What I wouldn’t give to make that happen.
Chapter 6
Lyric
“I love the smell of spring,” I declare as I inhale the delicious scent of the air. “It always makes me smile.”
“Everything makes you smile.” Ayden hands me a rag with a hint of a grin on his face.
It’s been a week since he sleepwalked, and for the most part, he seems to be okay. I’d put money on it, though, that he still feels guilty about the ordeal. Guilty because he worried everyone. Guilty because he freaked me out. My dear, shy boy, always worrying about everyone except himself. I wish I could talk to him about it without upsetting him, but after seeing him cry, I worry mentioning anything will trigger a nerve.
His parents—who I call Uncle Ethan and Aunt Lila, even though we’re not related—must have had the same thought process as me, because they seem pretty hush, hush about what happened.
“That’s not true.” I collect the rag from him and duck my head under the hood of my 1970 Dodge Challenger. I’ve been working on fixing it up for the last few months or so, and I’m hoping to have it drivable soon. “Bugs don’t make me smile. Or frowny faces.”
He snorts a laugh. “Frowny faces? Only you would say frowns don’t make you smile.”
“That’s because I’m that awesome.” I pull the dipstick out and wipe it off with the rag before dipping it back inside the oil.
“That, you are,” he remarks, moving up behind me.

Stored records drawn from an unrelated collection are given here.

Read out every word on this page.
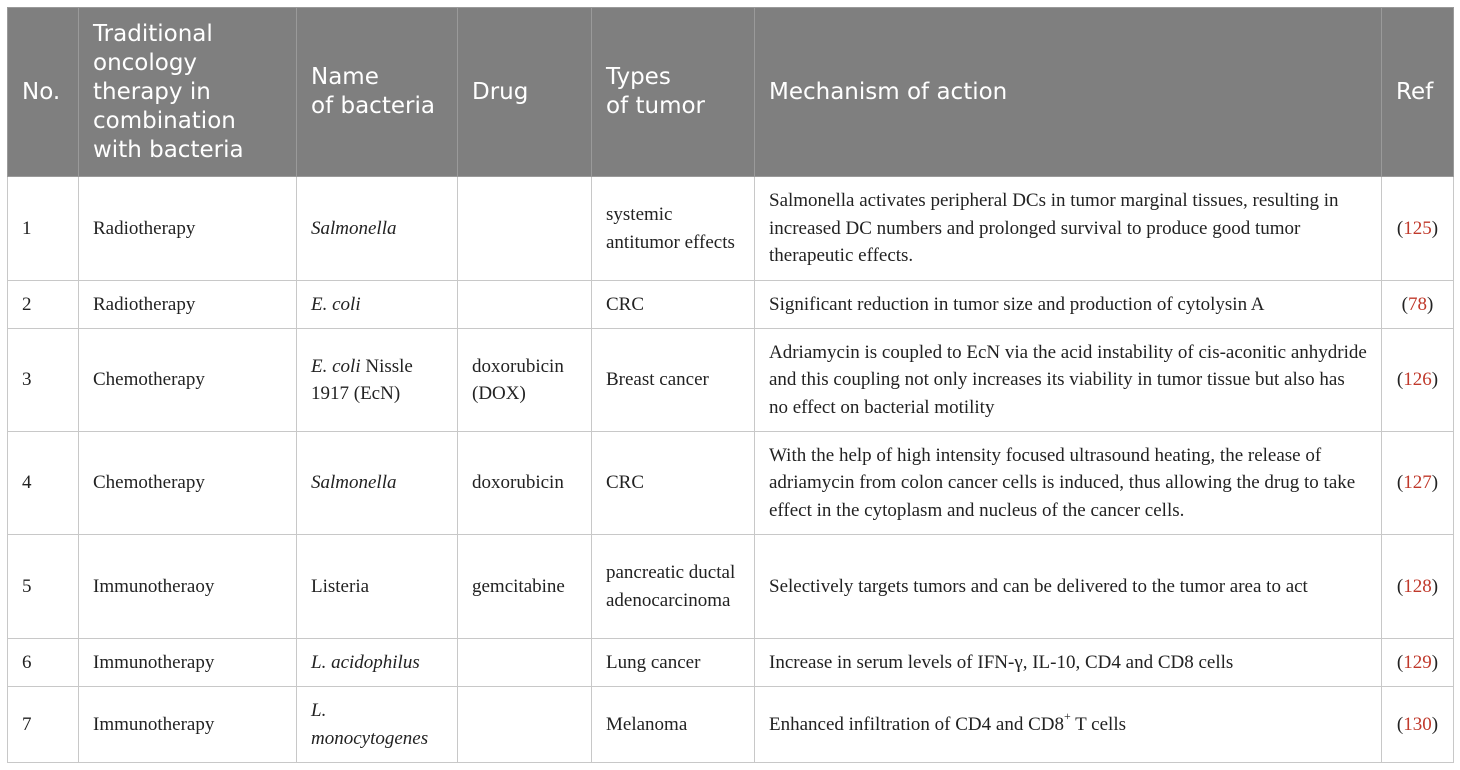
No.	Traditional
oncology
therapy in
combination
with bacteria	Name
of bacteria	Drug	Types
of tumor	Mechanism of action	Ref
1	Radiotherapy	Salmonella		systemic antitumor effects	Salmonella activates peripheral DCs in tumor marginal tissues, resulting in increased DC numbers and prolonged survival to produce good tumor therapeutic effects.	(125)
2	Radiotherapy	E. coli		CRC	Significant reduction in tumor size and production of cytolysin A	(78)
3	Chemotherapy	E. coli Nissle 1917 (EcN)	doxorubicin (DOX)	Breast cancer	Adriamycin is coupled to EcN via the acid instability of cis-aconitic anhydride and this coupling not only increases its viability in tumor tissue but also has no effect on bacterial motility	(126)
4	Chemotherapy	Salmonella	doxorubicin	CRC	With the help of high intensity focused ultrasound heating, the release of adriamycin from colon cancer cells is induced, thus allowing the drug to take effect in the cytoplasm and nucleus of the cancer cells.	(127)
5	Immunotheraoy	Listeria	gemcitabine	pancreatic ductal adenocarcinoma	Selectively targets tumors and can be delivered to the tumor area to act	(128)
6	Immunotherapy	L. acidophilus		Lung cancer	Increase in serum levels of IFN-γ, IL-10, CD4 and CD8 cells	(129)
7	Immunotherapy	L. monocytogenes		Melanoma	Enhanced infiltration of CD4 and CD8+ T cells	(130)
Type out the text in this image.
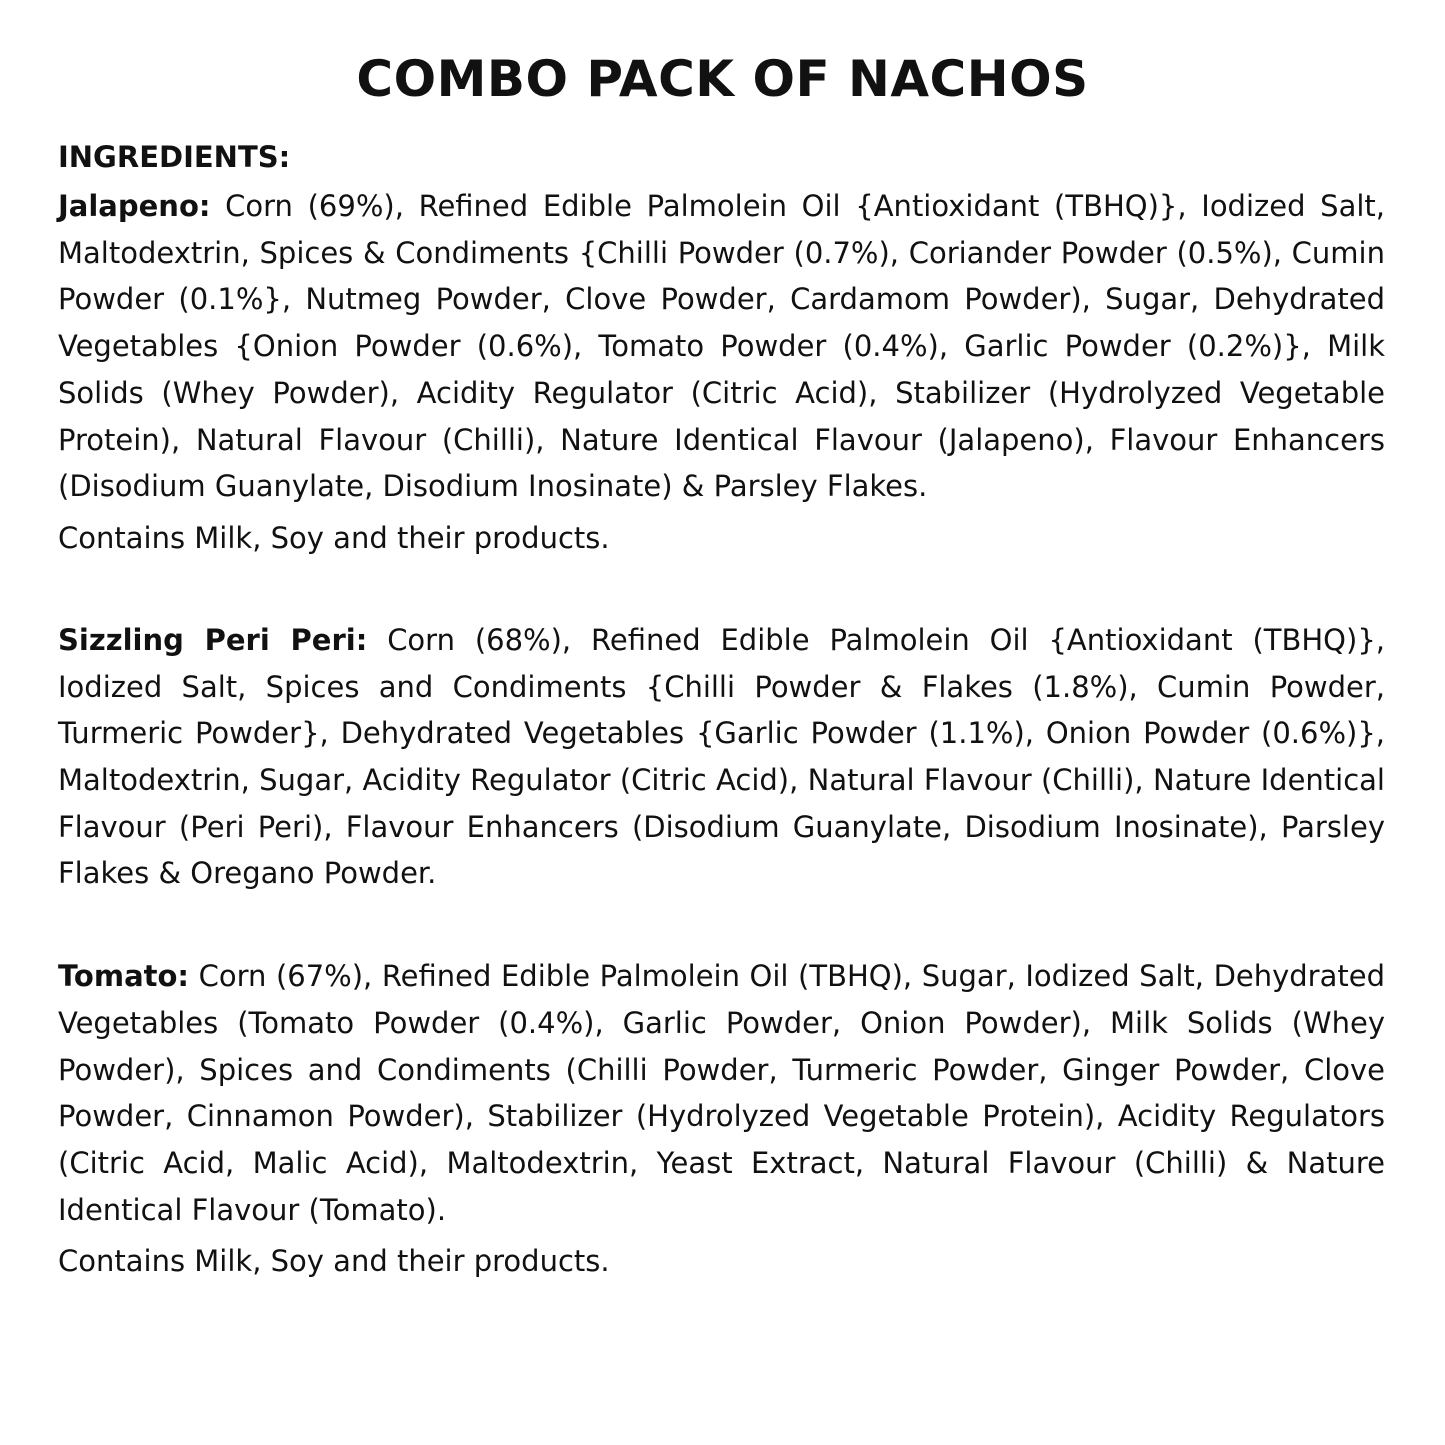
COMBO PACK OF NACHOS
INGREDIENTS:

Jalapeno: Corn (69%), Refined Edible Palmolein Oil {Antioxidant (TBHQ)}, Iodized Salt, Maltodextrin, Spices & Condiments {Chilli Powder (0.7%), Coriander Powder (0.5%), Cumin Powder (0.1%}, Nutmeg Powder, Clove Powder, Cardamom Powder), Sugar, Dehydrated Vegetables {Onion Powder (0.6%), Tomato Powder (0.4%), Garlic Powder (0.2%)}, Milk Solids (Whey Powder), Acidity Regulator (Citric Acid), Stabilizer (Hydrolyzed Vegetable Protein), Natural Flavour (Chilli), Nature Identical Flavour (Jalapeno), Flavour Enhancers (Disodium Guanylate, Disodium Inosinate) & Parsley Flakes.

Contains Milk, Soy and their products.

Sizzling Peri Peri: Corn (68%), Refined Edible Palmolein Oil {Antioxidant (TBHQ)}, Iodized Salt, Spices and Condiments {Chilli Powder & Flakes (1.8%), Cumin Powder, Turmeric Powder}, Dehydrated Vegetables {Garlic Powder (1.1%), Onion Powder (0.6%)}, Maltodextrin, Sugar, Acidity Regulator (Citric Acid), Natural Flavour (Chilli), Nature Identical Flavour (Peri Peri), Flavour Enhancers (Disodium Guanylate, Disodium Inosinate), Parsley Flakes & Oregano Powder.

Tomato: Corn (67%), Refined Edible Palmolein Oil (TBHQ), Sugar, Iodized Salt, Dehydrated Vegetables (Tomato Powder (0.4%), Garlic Powder, Onion Powder), Milk Solids (Whey Powder), Spices and Condiments (Chilli Powder, Turmeric Powder, Ginger Powder, Clove Powder, Cinnamon Powder), Stabilizer (Hydrolyzed Vegetable Protein), Acidity Regulators (Citric Acid, Malic Acid), Maltodextrin, Yeast Extract, Natural Flavour (Chilli) & Nature Identical Flavour (Tomato).

Contains Milk, Soy and their products.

“And don’t ever forget that, my friend.” I remove the dipstick, glance at the oil level, then put the stick back in. Wiping my hand off with a rag, I step back from the car. “It looks like it might—” My back bumps into Ayden.
He hardly ever instigates contact first, expect on rare, amazing, wonder-filled occasions, so I allow myself to enjoy the earth-shattering moment and breathe in the feel of his body heat.
I smile stupidly when he doesn’t move away. “Whatcha doing?”
“Nothing.” His voice is uneven, revealing his nerves. “I was just . . .” He releases a breath then places his hands on my hips. Surprisingly, his fingers are steady. “I just wanted to touch you.” He rests his forehead against the back of my head and inhales deeply. “And to make sure you’re okay.”
“Okay about what?” My eyelids drift shut as I lean into his touch.
His simple touches are better than light.
They awaken my body and bring it to life.
More. More. More, my body is craving.
The addiction is potent, consuming, aching.
Leaves my body wanting, pleading, shaking.
Sometimes I feel like I’m withering, fading.
Fading. Fading. Fading.
Into him.
“About . . . about what happened the other day . . . when I sleepwalked.” His fingers grasp onto me, and his chest crashes against my back as his shallow breaths turn ragged. “I know I probably freaked you out. I’ve been meaning to ask you about it, but I didn’t want to upset you, so I decided to wait until stuff cooled off.”
“I’m not upset about what happened.” And not surprised one little bit that my theory about him was right. I turn around and loop my arms around him. “I’m just worried about you and how you’re handling it.”
“I’m fine,” he swears, searching my eyes for my true feelings. He forgets, though, that I’m like an open book. “It’s not anything I haven’t dealt with before. But you . . . What did I say to you exactly while I was asleep?”
“Nothing I could really understand.”
“Are you sure? Because, if I said anything weird . . . Then I want to know.”